Don't scrap your code and start anew -- you're fairly close. Simply put the keyboard away, and get out the paper and pencil. Graph paper would be good. Write a big long string (with or without spaces), one letter per square. In the last square, put a \0 to signify the null terminator. Write out several sample ways to call your move function. Your examples should include every possible combination of how your function can be called: source and destination and length create overlap or don't; source comes before dest or after, or they're the same; there is a null terminator in the source or there isn't; the null terminator is less than n chars into the source, or exactly n chars. Use other groups of squares to represent temp, and possibly a different destination array if you want. Work through those example by hand until you understand exactly what your code should be doing. Once you truly understand the algorithm, then writing the code is fairly simple.

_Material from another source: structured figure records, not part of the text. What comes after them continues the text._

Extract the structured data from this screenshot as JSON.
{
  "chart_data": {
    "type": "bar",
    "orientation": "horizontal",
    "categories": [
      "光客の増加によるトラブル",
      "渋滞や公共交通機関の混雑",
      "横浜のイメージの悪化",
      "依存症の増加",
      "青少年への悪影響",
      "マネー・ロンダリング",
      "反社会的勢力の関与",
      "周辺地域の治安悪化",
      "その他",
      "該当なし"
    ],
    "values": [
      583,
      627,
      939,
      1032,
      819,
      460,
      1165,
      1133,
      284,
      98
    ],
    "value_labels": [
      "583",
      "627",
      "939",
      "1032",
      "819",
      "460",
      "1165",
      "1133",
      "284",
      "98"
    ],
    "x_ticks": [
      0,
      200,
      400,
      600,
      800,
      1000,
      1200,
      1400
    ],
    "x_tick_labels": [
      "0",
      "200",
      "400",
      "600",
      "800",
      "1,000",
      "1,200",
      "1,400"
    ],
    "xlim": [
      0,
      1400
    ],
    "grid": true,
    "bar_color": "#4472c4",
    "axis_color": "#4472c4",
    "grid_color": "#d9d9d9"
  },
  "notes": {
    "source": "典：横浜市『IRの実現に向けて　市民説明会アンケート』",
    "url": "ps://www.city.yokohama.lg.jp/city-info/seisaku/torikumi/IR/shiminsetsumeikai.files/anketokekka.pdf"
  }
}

so, if i understood correctly, this code:

Code:

void movefunction (char m1[], char m2[], int n){
    char temp[1000];
    int i;
 
    if(((m1-m2)<0)||((m1-m2)<n)){
        for (i=0;i!=n;i++){
                temp[i] = m2[i];
            }
        for (i=0;i!=n;i++){
                m1[i] = temp[i];
            }
    }
    else {
        for (i=0;i!=n;i++){
                   m1[i] = m2[i];
            }
    }
}

only doesn't work if the arrays are not of the same type? But since they are both char arrays then the pointers can be subtracted, right? So for strings this code is correct and it even works with your example (abcdefghij, it returns abcddefhij)


also with my other code:

Code:

void movefunction (char m1[], char m2[], int n){
    char temp[n];
    int i;
    for(i=0;m2[i]!='\0';i++){
            temp[i]=m2[i];
    }
    for (i=0;i!=n;i++){
               m1[i] = temp[i];
        }
}

that example is also correct here, the only problem seems to be when the source is too big (that problem doesnt exist on the previous code). Also when i compile this with gcc -ansi -Wall -pedantic -O2 testar.c it gives the following warning:

testar.c:49:5: warning: ISO C90 forbids variable length array ‘temp’ [-Wvla]
char temp[n];
^

so iguess they don't want me to use variables as the length of the string.